Willing to do a dirty job, Andrew explained the process of a prevalent parasitic disease, commonly known as Chagas disease, which is spread throughout extensive poverty-stricken areas of Latin America. Chagas is most commonly spread through vectorborne transmission by direct contact with infected triatomine bugs.
According to the Centers for Disease Control and Prevention, the infected bugs pass T. cruzi parasites in their feces. Because they tend to favor human orifices, triatomine bugs are also known as "kissing bugs." After they bite and ingest blood, they defecate on the unsuspecting person which can cause Chagas disease if the parasite feces enter their body.

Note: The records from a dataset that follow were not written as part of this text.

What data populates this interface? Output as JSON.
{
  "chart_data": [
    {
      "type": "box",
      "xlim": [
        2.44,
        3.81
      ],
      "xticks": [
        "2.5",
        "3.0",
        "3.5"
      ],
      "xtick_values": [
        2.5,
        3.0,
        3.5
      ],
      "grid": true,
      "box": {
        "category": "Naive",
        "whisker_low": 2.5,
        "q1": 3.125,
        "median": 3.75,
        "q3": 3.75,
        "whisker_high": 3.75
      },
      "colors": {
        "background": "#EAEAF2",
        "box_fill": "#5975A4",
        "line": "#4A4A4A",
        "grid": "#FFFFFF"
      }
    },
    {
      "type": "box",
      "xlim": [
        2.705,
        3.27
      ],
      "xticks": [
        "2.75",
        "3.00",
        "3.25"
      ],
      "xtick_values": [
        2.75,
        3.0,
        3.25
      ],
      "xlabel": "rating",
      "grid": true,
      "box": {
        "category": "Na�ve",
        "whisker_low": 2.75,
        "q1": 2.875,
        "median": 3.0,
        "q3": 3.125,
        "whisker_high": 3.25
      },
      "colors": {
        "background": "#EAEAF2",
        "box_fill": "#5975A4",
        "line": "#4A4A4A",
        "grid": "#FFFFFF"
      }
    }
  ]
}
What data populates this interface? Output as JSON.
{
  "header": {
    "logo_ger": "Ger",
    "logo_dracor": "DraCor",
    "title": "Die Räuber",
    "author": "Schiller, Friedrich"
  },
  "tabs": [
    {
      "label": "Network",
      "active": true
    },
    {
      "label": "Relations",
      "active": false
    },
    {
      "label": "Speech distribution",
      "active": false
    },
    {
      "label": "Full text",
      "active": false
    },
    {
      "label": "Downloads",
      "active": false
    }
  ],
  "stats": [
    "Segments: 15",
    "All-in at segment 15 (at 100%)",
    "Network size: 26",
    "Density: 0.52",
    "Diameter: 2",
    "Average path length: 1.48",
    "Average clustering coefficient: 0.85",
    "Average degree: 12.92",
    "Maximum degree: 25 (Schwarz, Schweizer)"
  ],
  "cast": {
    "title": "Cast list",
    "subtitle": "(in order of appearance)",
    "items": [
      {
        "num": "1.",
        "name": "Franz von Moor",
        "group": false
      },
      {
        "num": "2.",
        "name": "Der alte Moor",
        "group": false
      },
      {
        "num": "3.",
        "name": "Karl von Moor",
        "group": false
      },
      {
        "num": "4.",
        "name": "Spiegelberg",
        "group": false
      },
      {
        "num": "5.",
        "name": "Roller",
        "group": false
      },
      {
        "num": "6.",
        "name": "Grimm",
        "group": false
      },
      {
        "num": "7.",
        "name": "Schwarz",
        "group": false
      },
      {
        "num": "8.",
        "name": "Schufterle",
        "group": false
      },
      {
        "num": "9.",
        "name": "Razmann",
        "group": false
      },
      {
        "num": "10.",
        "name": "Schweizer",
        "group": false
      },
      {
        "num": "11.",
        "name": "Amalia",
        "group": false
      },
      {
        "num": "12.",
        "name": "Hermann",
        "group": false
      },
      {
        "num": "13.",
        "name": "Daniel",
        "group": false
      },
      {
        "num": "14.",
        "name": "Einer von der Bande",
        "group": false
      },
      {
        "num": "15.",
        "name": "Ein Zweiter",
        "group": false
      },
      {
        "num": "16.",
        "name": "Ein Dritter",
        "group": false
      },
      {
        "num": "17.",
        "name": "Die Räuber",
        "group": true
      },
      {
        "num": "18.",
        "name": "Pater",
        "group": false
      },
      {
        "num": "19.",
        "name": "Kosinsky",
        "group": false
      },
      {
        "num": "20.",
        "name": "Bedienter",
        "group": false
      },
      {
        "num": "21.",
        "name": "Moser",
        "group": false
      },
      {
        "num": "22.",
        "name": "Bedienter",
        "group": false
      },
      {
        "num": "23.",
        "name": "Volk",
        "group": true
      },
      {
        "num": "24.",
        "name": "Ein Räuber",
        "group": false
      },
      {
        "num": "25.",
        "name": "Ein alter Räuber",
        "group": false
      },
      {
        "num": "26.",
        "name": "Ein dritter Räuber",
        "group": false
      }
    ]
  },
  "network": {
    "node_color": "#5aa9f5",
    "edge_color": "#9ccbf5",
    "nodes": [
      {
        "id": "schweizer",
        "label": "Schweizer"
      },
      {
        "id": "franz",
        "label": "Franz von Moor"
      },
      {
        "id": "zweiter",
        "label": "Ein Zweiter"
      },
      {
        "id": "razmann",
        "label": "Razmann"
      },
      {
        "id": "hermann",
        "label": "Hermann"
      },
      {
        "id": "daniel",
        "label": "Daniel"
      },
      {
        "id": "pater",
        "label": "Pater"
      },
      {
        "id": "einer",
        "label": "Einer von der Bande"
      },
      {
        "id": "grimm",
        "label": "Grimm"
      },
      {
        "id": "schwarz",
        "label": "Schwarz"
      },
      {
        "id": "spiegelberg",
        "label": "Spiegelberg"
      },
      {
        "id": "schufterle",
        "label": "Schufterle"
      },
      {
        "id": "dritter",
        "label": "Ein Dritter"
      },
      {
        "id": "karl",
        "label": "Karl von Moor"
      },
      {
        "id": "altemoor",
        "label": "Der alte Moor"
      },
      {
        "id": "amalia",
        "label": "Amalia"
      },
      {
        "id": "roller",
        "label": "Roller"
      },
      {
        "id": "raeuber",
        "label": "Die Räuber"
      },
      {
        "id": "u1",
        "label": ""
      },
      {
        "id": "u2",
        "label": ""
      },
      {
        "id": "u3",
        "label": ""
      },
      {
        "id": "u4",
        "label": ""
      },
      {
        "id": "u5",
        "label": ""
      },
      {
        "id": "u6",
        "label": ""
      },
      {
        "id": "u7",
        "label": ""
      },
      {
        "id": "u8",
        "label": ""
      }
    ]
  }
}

The kissing bugs are typically found in regions lacking regulation infrastructure such as houses made from mud, adobe, straw, and palm thatch. Without proper insulation, homeowners are far more susceptible to contracting Chagas and living with long-term effects such as heart cardiomyopathy.
As Chagas continues to expand across south and central America, Andrew’s work with the Tropical Disease Institute served those in need who are already prone to other diseases such as poverty and diabetes.
“I was able to expand my global cultural awareness, understanding and depth by appreciating foreign people as well as the disease that puts them at risk.” Andrew explained.
During the first two weeks of immersion, Andrew focused on humanitarian work. His days consisted of educating locals about the nature of the parasitic disease and how they can prevent future epidemics. “You don’t have to know someone’s language well to make a meaningful connection.”
Andrew sprayed exteriors of homes with organic pesticides in prevention of future infestations. Andrew noted that if eradication tactics are successful, the parasite will return if the lifestyles of the inhabitants remain the same.
The last two weeks of Andrew’s service-learning immersion experience, he put on his white coat and assisted in scientific research. Andrew worked closely with undergraduate students and post hocs to further understand and prevent the growth Chagas disease.